AF Wide Gauge motor problem

Check to see that the wheels are not rubbing on the motor frame, also that there’s nothing between the field and armature like a washer or trash/dirt. Hope you figure it out.

John

@John A in N.C. posted:

Check to see that the wheels are not rubbing on the motor frame, also that there’s nothing between the field and armature like a washer or trash/dirt. Hope you figure it out.

John

I have the wheels and idler gear off, and it still makes the noise. The armature spins easily when rotated by hand and is not rubbing against anything. Something that may be important to know is that the field winding gets warm and the commutator segments get extremely hot when power is applied.

Something is wired wrong! Can you post a picture?

It's difficult to get a clear picture, but the center rail pickup is wired to the bottom wire coming out of the field. The wire coming out of the top of the field goes to the center clip on the reverse unit, and the two outer clips are wired to the brushes.

I'm not a Standard Gauge guy, but I have some experience with O gauge AC motors.  It's possible that the commutator timing may be "off", especially if the armature was rewound or taken from a different motor.

By "timing", I'm referring to the angle of the slot between the commutator segments, relative to the protruding poles.   If it's off, the motor will run slow and/or hot, and it may be reluctant to start turning.  The only way to know the correct timing is to reference a known good motor/armature combo.

I compared the position to another motor and the slots on both were in the same place relative to the poles. I also measured the resistance between segments and found it was 2.2 on all of them. Is there anything else I should check?

You should check the resistance from the commutator segments to the shaft. See if any of the armature coils are grounded. On a large motor the way to find the proper timing of the commutator is to rotate the brush rigging to find the optimum operation. This may be difficult depending on the brush plate design. The field is hard to check without a growler, but the defect might be turn to turn shorts. Reducing the field strength should cause the armature to turn faster, but with less torque.  The run out on the commutator can reduce performance, but this problem usually comes with excessive sparking. Allowable runout, bar to bar, is 0.0002”  Try increasing and decreasing brush tension and see how that impacts the speed of the armature.   Take a look at brush resistance, maybe swap the brushes with a motor that runs well.  Excessive bearing clearance can cause a motor to run slow. These little motors need very tight clearance on the armature bearings, maybe 0.001” or less.   Good luck.

@David Johnston posted:

You should check the resistance from the commutator segments to the shaft. See if any of the armature coils are grounded. On a large motor the way to find the proper timing of the commutator is to rotate the brush rigging to find the optimum operation. This may be difficult depending on the brush plate design. The field is hard to check without a growler, but the defect might be turn to turn shorts. Reducing the field strength should cause the armature to turn faster, but with less torque.  The run out on the commutator can reduce performance, but this problem usually comes with excessive sparking. Allowable runout, bar to bar, is 0.0002”  Try increasing and decreasing brush tension and see how that impacts the speed of the armature.   Take a look at brush resistance, maybe swap the brushes with a motor that runs well.  Excessive bearing clearance can cause a motor to run slow. These little motors need very tight clearance on the armature bearings, maybe 0.001” or less.   Good luck.

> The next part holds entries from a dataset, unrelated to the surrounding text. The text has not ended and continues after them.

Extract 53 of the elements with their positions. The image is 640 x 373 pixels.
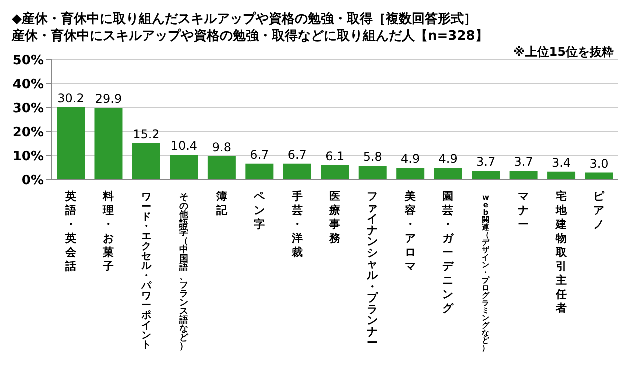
chart-title: ◆産休・育休中に取り組んだスキルアップや資格の勉強・取得［複数回答形式］ xyxy=(12,10,477,28)
x-tick-label: マナー xyxy=(518,190,530,231)
data-label: 3.7 xyxy=(514,155,534,170)
data-label: 3.0 xyxy=(590,156,609,171)
y-tick-label: 10% xyxy=(12,150,44,165)
bar xyxy=(170,155,198,180)
data-label: 15.2 xyxy=(133,128,160,142)
data-label: 30.2 xyxy=(58,92,84,106)
x-tick-label: 手芸・洋裁 xyxy=(290,190,303,259)
category-label: 宅地建物取引主任者 xyxy=(556,190,567,315)
bar xyxy=(94,108,123,180)
bar xyxy=(321,165,350,180)
bar xyxy=(283,164,312,180)
chart-subtitle: 産休・育休中にスキルアップや資格の勉強・取得などに取り組んだ人【n=328】 xyxy=(12,28,488,45)
data-label: 4.9 xyxy=(401,152,420,166)
y-tick-label: 0% xyxy=(22,174,44,189)
text: ※上位15位を抜粋 xyxy=(514,44,614,61)
y-tick-label: 40% xyxy=(12,78,44,93)
bar xyxy=(208,156,236,180)
y-tick-label: 50% xyxy=(12,54,44,69)
bar xyxy=(246,164,274,180)
bar xyxy=(434,168,462,180)
category-label: ワード・エクセル・パワーポイント xyxy=(141,192,152,352)
data-label: 4.9 xyxy=(438,152,458,166)
bar xyxy=(57,108,85,180)
y-tick-label: 30% xyxy=(12,102,44,117)
data-label: 6.1 xyxy=(326,149,345,164)
category-label: ファイナンシャル・プランナー xyxy=(367,190,378,350)
x-tick-label: ペン字 xyxy=(253,190,266,231)
bar xyxy=(585,172,614,180)
data-label: 29.9 xyxy=(95,92,122,106)
y-tick-label: 20% xyxy=(12,126,44,141)
bar xyxy=(510,171,538,180)
bar xyxy=(396,168,425,180)
data-label: 10.4 xyxy=(170,139,198,154)
bar xyxy=(472,171,500,180)
data-label: 6.7 xyxy=(250,148,270,162)
data-label: 3.4 xyxy=(552,156,572,170)
x-tick-label: 料理・お菓子 xyxy=(102,190,114,273)
x-tick-label: 美容・アロマ xyxy=(404,190,416,273)
x-tick-label: 医療事務 xyxy=(328,190,342,245)
category-label: 園芸・ガーデニング xyxy=(442,190,454,315)
data-label: 6.7 xyxy=(288,148,307,162)
data-label: 9.8 xyxy=(212,140,232,154)
bar xyxy=(132,144,160,180)
x-tick-label: 英語・英会話 xyxy=(64,190,78,273)
data-label: 5.8 xyxy=(363,150,382,164)
bar xyxy=(548,172,576,180)
bar xyxy=(358,166,387,180)
x-tick-label: ピアノ xyxy=(594,190,606,231)
x-tick-label: 簿記 xyxy=(215,190,228,217)
category-label: その他語学（中国語、フランス語など） xyxy=(180,193,189,352)
data-label: 3.7 xyxy=(476,155,496,170)
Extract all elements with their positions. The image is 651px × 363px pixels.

What should the resistance be between the shaft and segments?

It should be very high. Maybe 10,000 ohms or more. The shaft and the segments should be insulated from each other.

I tested it and it showed about 11 ohms, which was the same as another motor that is working perfectly. I tested putting the armature from this motor into the working motor and it had the same problem. Does this mean that the armature is the source of the problem?

Yes. With 11 ohms of resistance between the commutator and the shaft there will be about 1.6 amps, at 18 volts,  of current flowing that the only thing it does is generate heat. You could try cleaning the commutator and if there are suspect spots that look burnt, try repairing them a little epoxy.   I believe that Hennings has made and sold replacement commutators for these early motors. You might want to give them a call and see what they say. The Lionel motor expert is Robert A Hannon, hannon@trainrefs.com.  You could also talk to him.  He could probably repair the armature for you.

David gave you some amazing advice.  But... you said that the armature taken from the working motor also measures 11 ohms between segments and shaft.  What happens when you install THAT armature in the troublesome motor field?  Does it restore the balky motor to normal operation?  Thanks for sharing!

@Ted S posted:

David gave you some amazing advice.  But... you said that the armature taken from the working motor also measures 11 ohms between segments and shaft.  What happens when you install THAT armature in the troublesome motor field?  Does it restore the balky motor to normal operation?  Thanks for sharing!

I tried that, but that armature is slightly larger in diameter and rubs against the field.

Is the armature bearing\spacer missing from the end?